I hope more exposure will follow, and Mr. Howland should be seen as very courageous considering the culture of deceit and cover-up at ITC.
Lawrence Wasden should be considered as complicit, as many in the legislature, for failing to act when complaints were raised.
May 29, 2008
Auditor says secret tax deals cost state millions
A whistleblower's report says the Idaho Tax Commission improperly allows out-of-state corporations to escape paying their fair share.
Idaho tax officials have let corporations out of millions of dollars of taxes by cutting secret deals when the companies fight their audits, a commission auditor said Wednesday in a 17-page whistleblower report.
Stan Howland, a corporate income tax auditor for the tax collection agency for 28 years, said the four appointed members of the Tax Commission, as well as the deputy attorneys general who advise them, routinely allow largely out-of-state corporations to pay just a percentage of what they really owe.
And the companies share information about how to save money on Idaho taxes, he said.
Howland said legislative auditors tried to stop the practice more than a decade ago, but it continues today.
Commissioners use disclosure loopholes in the state's public records laws to keep these decisions secret, Howland said in his report, which he delivered to Gov.

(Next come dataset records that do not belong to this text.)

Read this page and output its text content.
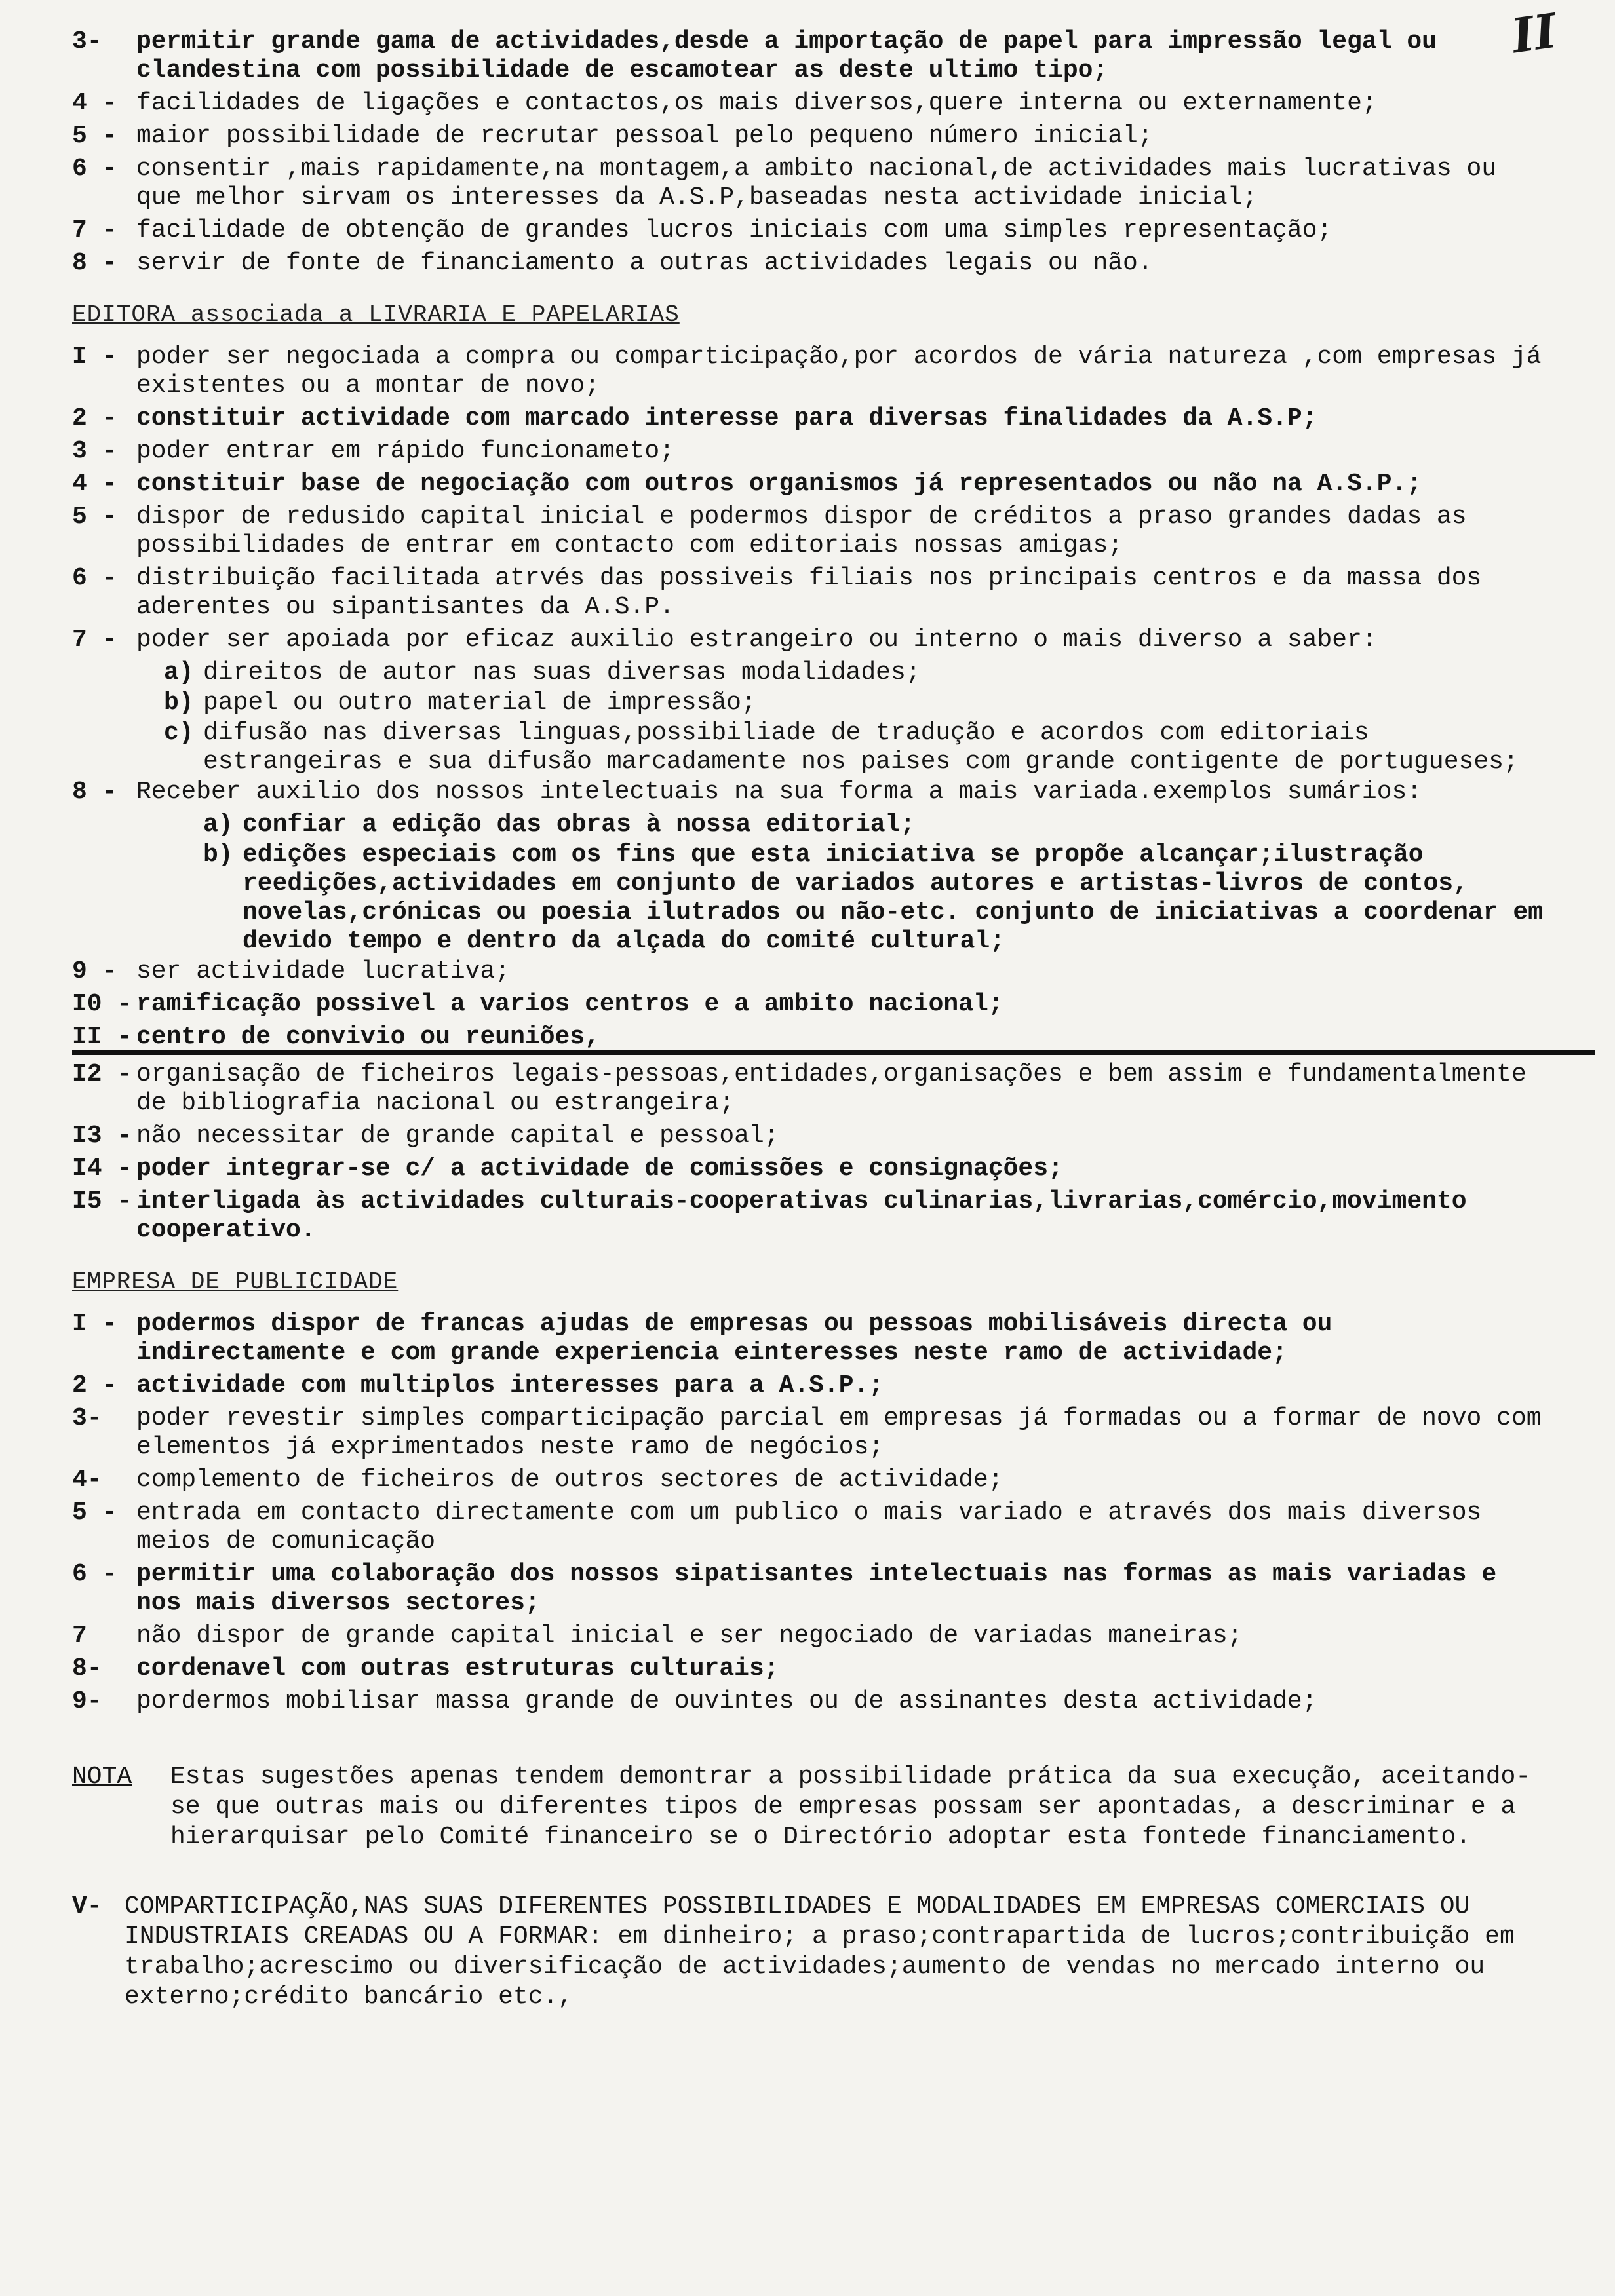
II
3-	permitir grande gama de actividades,desde a importação de papel para impressão legal ou clandestina com possibilidade de escamotear as deste ultimo tipo;
4 - facilidades de ligações e contactos,os mais diversos,quere interna ou externamente;
5 - maior possibilidade de recrutar pessoal pelo pequeno número inicial;
6 - consentir ,mais rapidamente,na montagem,a ambito nacional,de actividades mais lucrativas ou que melhor sirvam os interesses da A.S.P,baseadas nesta actividade inicial;
7 - facilidade de obtenção de grandes lucros iniciais com uma simples representação;
8 - servir de fonte de financiamento a outras actividades legais ou não.
EDITORA associada a LIVRARIA E PAPELARIAS
I - poder ser negociada a compra ou comparticipação,por acordos de vária natureza ,com empresas já existentes ou a montar de novo;
2 - constituir actividade com marcado interesse para diversas finalidades da A.S.P;
3 - poder entrar em rápido funcionameto;
4 - constituir base de negociação com outros organismos já representados ou não na A.S.P.;
5 - dispor de redusido capital inicial e podermos dispor de créditos a praso grandes dadas as possibilidades de entrar em contacto com editoriais nossas amigas;
6 - distribuição facilitada atrvés das possiveis filiais nos principais centros e da massa dos aderentes ou sipantisantes da A.S.P.
7 - poder ser apoiada por eficaz auxilio estrangeiro ou interno o mais diverso a saber:
a) direitos de autor nas suas diversas modalidades;
b) papel ou outro material de impressão;
c) difusão nas diversas linguas,possibiliade de tradução e acordos com editoriais estrangeiras e sua difusão marcadamente nos paises com grande contigente de portugueses;
8 - Receber auxilio dos nossos intelectuais na sua forma a mais variada.exemplos sumários:
a) confiar a edição das obras à nossa editorial;
b) edições especiais com os fins que esta iniciativa se propõe alcançar;ilustração reedições,actividades em conjunto de variados autores e artistas-livros de contos, novelas,crónicas ou poesia ilutrados ou não-etc. conjunto de iniciativas a coordenar em devido tempo e dentro da alçada do comité cultural;
9 - ser actividade lucrativa;
I0 - ramificação possivel a varios centros e a ambito nacional;
II - centro de convivio ou reuniões,
I2 - organisação de ficheiros legais-pessoas,entidades,organisações e bem assim e fundamentalmente de bibliografia nacional ou estrangeira;
I3 - não necessitar de grande capital e pessoal;
I4 - poder integrar-se c/ a actividade de comissões e consignações;
I5 - interligada às actividades culturais-cooperativas culinarias,livrarias,comércio,movimento cooperativo.
EMPRESA DE PUBLICIDADE
I - podermos dispor de francas ajudas de empresas ou pessoas mobilisáveis directa ou indirectamente e com grande experiencia einteresses neste ramo de actividade;
2 - actividade com multiplos interesses para a A.S.P.;
3-	poder revestir simples comparticipação parcial em empresas já formadas ou a formar de novo com elementos já exprimentados neste ramo de negócios;
4-	complemento de ficheiros de outros sectores de actividade;
5 - entrada em contacto directamente com um publico o mais variado e através dos mais diversos meios de comunicação
6 - permitir uma colaboração dos nossos sipatisantes intelectuais nas formas as mais variadas e nos mais diversos sectores;
7	não dispor de grande capital inicial e ser negociado de variadas maneiras;
8-	cordenavel com outras estruturas culturais;
9-	pordermos mobilisar massa grande de ouvintes ou de assinantes desta actividade;
NOTA	Estas sugestões apenas tendem demontrar a possibilidade prática da sua execução, aceitando-se que outras mais ou diferentes tipos de empresas possam ser apontadas, a descriminar e a hierarquisar pelo Comité financeiro se o Directório adoptar esta fontede financiamento.
V- COMPARTICIPAÇÃO,NAS SUAS DIFERENTES POSSIBILIDADES E MODALIDADES EM EMPRESAS COMERCIAIS OU INDUSTRIAIS CREADAS OU A FORMAR: em dinheiro; a praso;contrapartida de lucros;contribuição em trabalho;acrescimo ou diversificação de actividades;aumento de vendas no mercado interno ou externo;crédito bancário etc.,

Butch Otter, Attorney General Lawrence Wasden and Idaho's 105 legislators.
Otter and Wasden's offices declined to comment Wednesday, saying they hadn't had time to review the report.
But Sen. Brent Hill, R-Rexburg, a certified public accountant and chairman of the Senate Local Government and Taxation Committee, read the report. Hill represents taxpayers before the commission but not out-of-state corporations of the sort targeted in Howland's report. He said the commission strikes an appropriate balance in disputes over tax liability.
Hill said that in his experience the commission is aggressive about collecting taxes, but that compromise is sometimes in the state's interest.
"If you had the Tax Commission going after cases on the grounds of principle regardless of how much money was involved or how much time it would take in court we'd be sitting here talking about taxpayer harassment, inappropriate use of taxpayer funds in pursuing these cases and poor management," Hill said.
Without naming names of corporations, Howland's report details a few examples, each costing the state between $46,000 and $680,000 in unpaid taxes.
Hill said he accepted Howland's report as a good faith effort by a frustrated auditor and would consider his recommendations, including a possible review of the state's settlements with out-of-state taxpayers.
"If we're being too lenient, we need to look at that," Hill said.
Howland said the questionable practices began about 17 years ago and have continued despite complaints from auditors who believe the practices violate state law.
Howland said auditors feel undermined when companies win compromise settlements worth hundreds of thousands of dollars - even though the auditors' objections are proper and reflect state tax law.
"I'm hoping the Legislature will totally review all of the activities of the Tax Commission and all of its internal control policies, or lack thereof, and they'll address this situation," Howland told The Associated Press in an interview, adding that he's tried unsuccessfully to address the matter internally. "I believe Idaho taxpayers are suffering because of deals cut with large corporations."
Idaho's tax commissioners are Royce Chigbrow, an Otter appointee from 2007; Tom Katsilometes, named to the panel by then-Gov. Dirk Kempthorne in 2005; and the two longest-serving members, Severina "Sam" Haws, named by Gov. Phil Batt in 2000, and Coleen Grant, appointed by Gov. Cecil Andrus in 1991. Commissioners serve six-year terms.
Lawmakers who oversee tax issues in Idaho said they hadn't yet seen the report and couldn't comment.
"I'll look at it and follow up from there," said House Revenue and Taxation Chairman Dennis Lake, R-Blackfoot. "But as we speak, I have no knowledge of it."
Howland contends the improprieties result when companies file an incorrect Idaho income tax return, which is then corrected by the audit staff.
When a company formally protests, he says, it has become standard practice for a tax commissioner to offer a so-called "Confidential Compromise and Closing Agreement" requiring the company to pay only a percentage of what is really owed.
"This allows these companies to avoid paying millions of dollars of income tax that are properly due the state of Idaho, and to do so in complete secrecy," Howland said in his report. "The commission has settled the majority of all multistate corporate protests over the past 17 years with C&Cs. The commission has settled almost all multistate corporate protests in the past year in this manner."
Howland, who said he is about 1 years from retirement and wanted to take a stand now, contends the companies share information among themselves about how to take advantage of this practice in Idaho.
He doesn't identify the companies in his report, saying that would violate state law.
"The commission has operated that way for so many years, I think they just take it for granted," Howland said. "They don't see that all of the other taxpayers in this state are paying their full tax, and it's not fair."
The Idaho Statesman contributed to this report.